Generating ideas for Entourage in a low-stakes setting would spark the writers’ creativity and put them in a playful mindset. That mindset would carry over to their work on The Office. Once they got back to their own show, they’d look at it with renewed energy and fresh perspective. Pieces of the puzzle would suddenly fall into place.
I observe this phenomenon frequently in the Moonshot Mastermind that my wife and I co-facilitate for C-suite executives from different industries. The members of the group become a mirror for each other. Their best insights for their own challenges come up while problem-solving for others in the group—when they put down their version of The Office and pick up someone else’s Entourage.
Research shows that advice giving—adopting someone else’s perspective to a problem—benefits the advice giver. In one study, researchers recruited nearly 2,000 high school students and divided them into two groups. One group was asked to spend 10 minutes giving study advice to younger students (e.g., how to stop procrastinating). The other group didn’t give any advice. The advice-givers got higher grades in math at the end of the quarter compared to the other group—from just a 10-minute exercise.

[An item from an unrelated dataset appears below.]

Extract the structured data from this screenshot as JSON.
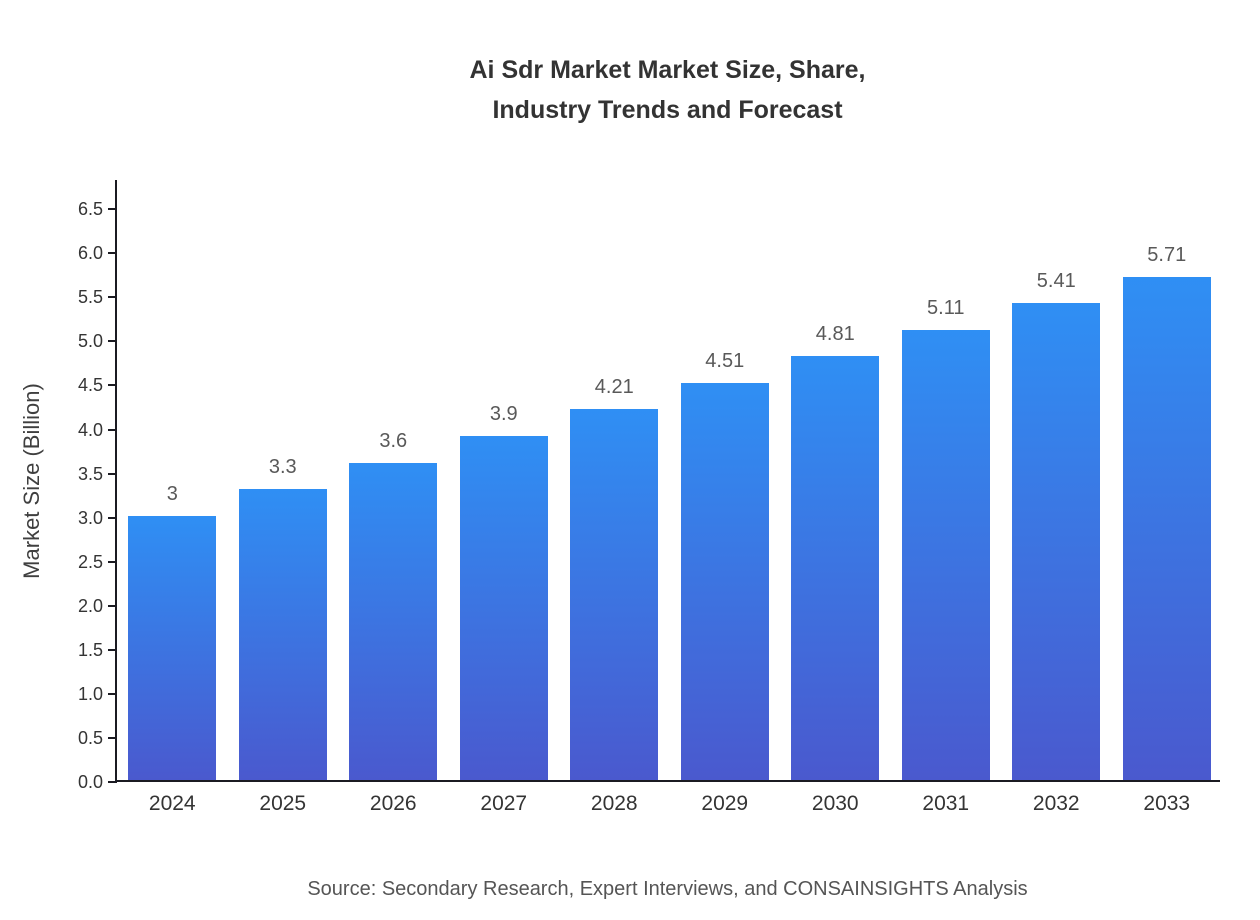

This is in part why Alcoholics Anonymous assigns sponsors to new members. The system helps both the new member and the sponsor.
You can implement this practice both at work and life.
In your next marketing meeting at Nike, kick things off by spending 15 minutes coming up with a campaign for an Adidas product.
Join a group where you can give and receive feedback from others.
Try role-play. Assume that your best friend is struggling with the same issue that’s bothering you. Ask yourself, “What advice would I give to my best friend?”
Sometimes, the best way to find a solution to your own problem is to solve someone else’s.